With the complexity of the systems at play in Banished, having that information readily available in an easy-to-read format is supremely important, and Banished does that well.  Any kind of information you could want is readily available, though you do need to unlock historical graphs by creating a Town Hall (which is justified in-game by explaining that it is where census data is kept).  Maps, a summary of available resources, a listing of jobs where you can change around how many citizens are allocated to different jobs, and a display of paths between home and job for citizens are all available right from the start.  You can micro the game as much or as little as you want, and you can get by with a minimum of micro (just laying plots and assigning jobs), though to best succeed, you'll often want to directly twiddle the various settings for different plots, like tweaking the number of workings allocated to a building, what priorities the trade station has when you build it, and so forth.

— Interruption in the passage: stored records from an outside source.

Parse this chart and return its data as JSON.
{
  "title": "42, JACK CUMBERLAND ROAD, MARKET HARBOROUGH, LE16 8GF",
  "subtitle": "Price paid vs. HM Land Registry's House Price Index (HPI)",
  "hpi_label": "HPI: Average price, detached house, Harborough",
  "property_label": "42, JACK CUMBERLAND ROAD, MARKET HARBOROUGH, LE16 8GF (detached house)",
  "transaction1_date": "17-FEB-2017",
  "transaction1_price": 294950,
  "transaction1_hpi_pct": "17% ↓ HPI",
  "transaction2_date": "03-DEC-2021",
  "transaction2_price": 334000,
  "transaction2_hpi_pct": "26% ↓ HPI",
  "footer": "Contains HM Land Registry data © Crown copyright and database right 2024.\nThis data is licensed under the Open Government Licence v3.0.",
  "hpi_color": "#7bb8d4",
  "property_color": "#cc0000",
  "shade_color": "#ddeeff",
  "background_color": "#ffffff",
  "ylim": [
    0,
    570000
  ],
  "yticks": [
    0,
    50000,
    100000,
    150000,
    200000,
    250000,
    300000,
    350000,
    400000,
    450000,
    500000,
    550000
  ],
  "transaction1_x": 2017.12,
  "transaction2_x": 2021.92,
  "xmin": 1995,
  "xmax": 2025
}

Banished can be an extremely unforgiving game when
when there is a shortage or health problems

The challenge with a system so intertwined and intricate is when you remove one card from that house, the whole thing more often than not will come falling down, and it can be quite rapid, as well, in the case of Banished.  Everything can need a lot of careful though.  Expand too quickly and you'll have a bunch of children that are too young to work but still need food, which can easily deplete your supplies.  Work your people without enough blacksmiths to prepare tools and they will take much, much longer to do them without.  Run out of medicine when a disease makes the rounds and you won't be building a city anymore, you'll be filling in its graveyard.  There's a certain appeal to the challenge of that, but there's also frustration - especially since you lack a direct way to rush build or say "build this right now" to your builders.  You do have the option to "increase priority" to the tasks in a given band-boxed area, but it seems more like a suggestion rather than something the AI actually immediately takes into account, and with many of the problems that can arise (such as lack of food) even if they gave immediate attention the fix to that problem can take quite a bit.

It is certainly not the easiest game, but the complexity of Banished's various systems coupled with the absolute elegance and efficient design of its interface combine to create one of the best city-building games of recent memory.